Notably for this discussion Robert Cherry, a professor of economics at Brooklyn College and the City University of New York Graduate Center, said in early September that the “spike” in anti-Semitic hate crimes in New York City has “nothing to do with white supremacy” and notes that nearly equal numbers of whites and blacks have been arrested for these offenses.
The importance of avoiding a “crisis mentality”
Everyone has to decide for themselves if Greenblatt and Selim’s facts really justify the declaration of a “national security crisis.” For me, nearly three and half decades of military service gave me plenty of opportunity to contemplate what constitutes a true “national security crisis.” Like many who served (or who have been decision-makers), I eschew the word “crisis” because it can induce a “crisis mentality” which, the experts say:
“[U]ndermines intellect, since stress constricts thinking to the perceived emergency of the moment. That means poor decisions, snap decisions, emotional decisions, and an inability to see beyond the latest crisis—no planning, in other words.”

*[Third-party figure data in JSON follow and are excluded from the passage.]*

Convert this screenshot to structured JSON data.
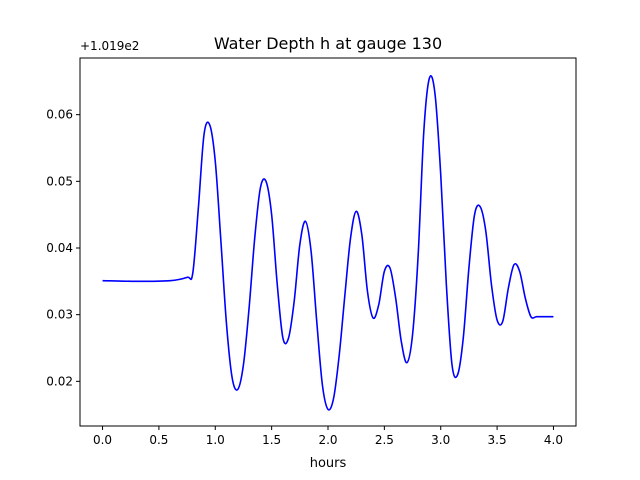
{
  "chart_data": {
    "type": "line",
    "title": "Water Depth h at gauge 130",
    "xlabel": "hours",
    "ylabel": "",
    "offset_label": "+1.019e2",
    "xlim": [
      -0.2,
      4.2
    ],
    "ylim": [
      0.0133,
      0.0685
    ],
    "xticks": [
      0.0,
      0.5,
      1.0,
      1.5,
      2.0,
      2.5,
      3.0,
      3.5,
      4.0
    ],
    "xtick_labels": [
      "0.0",
      "0.5",
      "1.0",
      "1.5",
      "2.0",
      "2.5",
      "3.0",
      "3.5",
      "4.0"
    ],
    "yticks": [
      0.02,
      0.03,
      0.04,
      0.05,
      0.06
    ],
    "ytick_labels": [
      "0.02",
      "0.03",
      "0.04",
      "0.05",
      "0.06"
    ],
    "grid": false,
    "series": [
      {
        "color": "#0000ff",
        "x": [
          0.0,
          0.3,
          0.6,
          0.75,
          0.8,
          0.85,
          0.9,
          0.95,
          1.0,
          1.05,
          1.1,
          1.15,
          1.2,
          1.25,
          1.3,
          1.35,
          1.4,
          1.45,
          1.5,
          1.55,
          1.6,
          1.65,
          1.7,
          1.75,
          1.8,
          1.85,
          1.9,
          1.95,
          2.0,
          2.05,
          2.1,
          2.15,
          2.2,
          2.25,
          2.3,
          2.35,
          2.4,
          2.45,
          2.5,
          2.55,
          2.6,
          2.65,
          2.7,
          2.75,
          2.8,
          2.85,
          2.9,
          2.95,
          3.0,
          3.05,
          3.1,
          3.15,
          3.2,
          3.25,
          3.3,
          3.35,
          3.4,
          3.45,
          3.5,
          3.55,
          3.6,
          3.65,
          3.7,
          3.75,
          3.8,
          3.85,
          3.9,
          3.95,
          4.0
        ],
        "y": [
          0.0351,
          0.035,
          0.0351,
          0.0356,
          0.0362,
          0.046,
          0.057,
          0.0585,
          0.053,
          0.041,
          0.0285,
          0.0205,
          0.0188,
          0.0225,
          0.031,
          0.0415,
          0.049,
          0.05,
          0.045,
          0.0345,
          0.0265,
          0.0265,
          0.032,
          0.0405,
          0.044,
          0.0395,
          0.029,
          0.0195,
          0.0158,
          0.0175,
          0.024,
          0.033,
          0.0415,
          0.0455,
          0.042,
          0.0335,
          0.0295,
          0.0315,
          0.0365,
          0.037,
          0.0325,
          0.026,
          0.0228,
          0.027,
          0.039,
          0.0575,
          0.0655,
          0.063,
          0.051,
          0.0345,
          0.0225,
          0.021,
          0.0265,
          0.037,
          0.045,
          0.0462,
          0.0425,
          0.0345,
          0.0292,
          0.029,
          0.034,
          0.0375,
          0.0365,
          0.0325,
          0.0297,
          0.0297,
          0.0297,
          0.0297,
          0.0297
        ]
      }
    ]
  }
}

Don’t denominate every serious national ill in “national security” terms
Moreover, I’ve long opposed characterizing every serious national ill as a “national security threat” (let alone a “national security crisis”) for additional reasons. As I’ve said elsewhere:
“The problem is that if you denominate something as a “national security” threat, it’s naturally assumed that it’s to be addressed (if not solved) primarily by the defense establishment (to include specifically the military). A militarized approach to every issue is bad idea, plain and simple… More generally, do we really want the military as the nation’s all-purpose problem-solver for everything that has serious implications for our society?”
“I believe doing so would inevitably diffuse the focus of armed forces away from what the Supreme Court tells us is the “primary business” of our military, which is “to fight or be ready to fight wars should the occasion arise.” The long-term implications of such diffusion (particularly for a democracy) is a central theme of the 1992(!) paper: “The Origins of the American Military Coup of 2012”.
Protect civil liberties
In America’s democracy, the very real peril that white supremacists present are best addressed primarily by an invigorated law enforcement approach, not a national security one. Can a more holistic approach also be beneficial? Sure, and there are some excellent ideas in Greenblatt and Selim’s essay that could help root out underlying causes.
However, it isn’t necessary or useful to hype it as a “national security crisis” based on incomplete data because doing so could put civil liberties needlessly at risk. Rather, let’s calmly give the American people all the data we can to help them make a judgement as to the appropriate priorities in tackling the nation’s many issues, and to decide what – if any – personal freedoms must yield to accomplish those priorities.
A lot is at stake. In a 2005 speech entitled “Civil Liberties in Times of Crisis” the late Alan Brinkley warned that the “history of civil liberties in times of emergency suggests that governments seldom react to crises carefully or judiciously,” adding that they “acquiesce to the most alarmist proponents of repression.” To be clear, Greenblatt and Selim seem to think that their proposals (including the “slate of legislation” aimed at giving significant new powers to security officials, prosecutors, and others) would somehow not impinge upon civil liberties.
I’m skeptical but, regardless, I very much agree with Brinkley that even when there is a genuine crisis we must insist that government decision-makers “see beyond the understandably passionate feelings” that may arise in today’s crisis-hyping world and “frame a reasoned response to the dangers we face.”
Still, as we like to say on Lawfire®, checks the facts and the law, assess the arguments, and decide for yourself!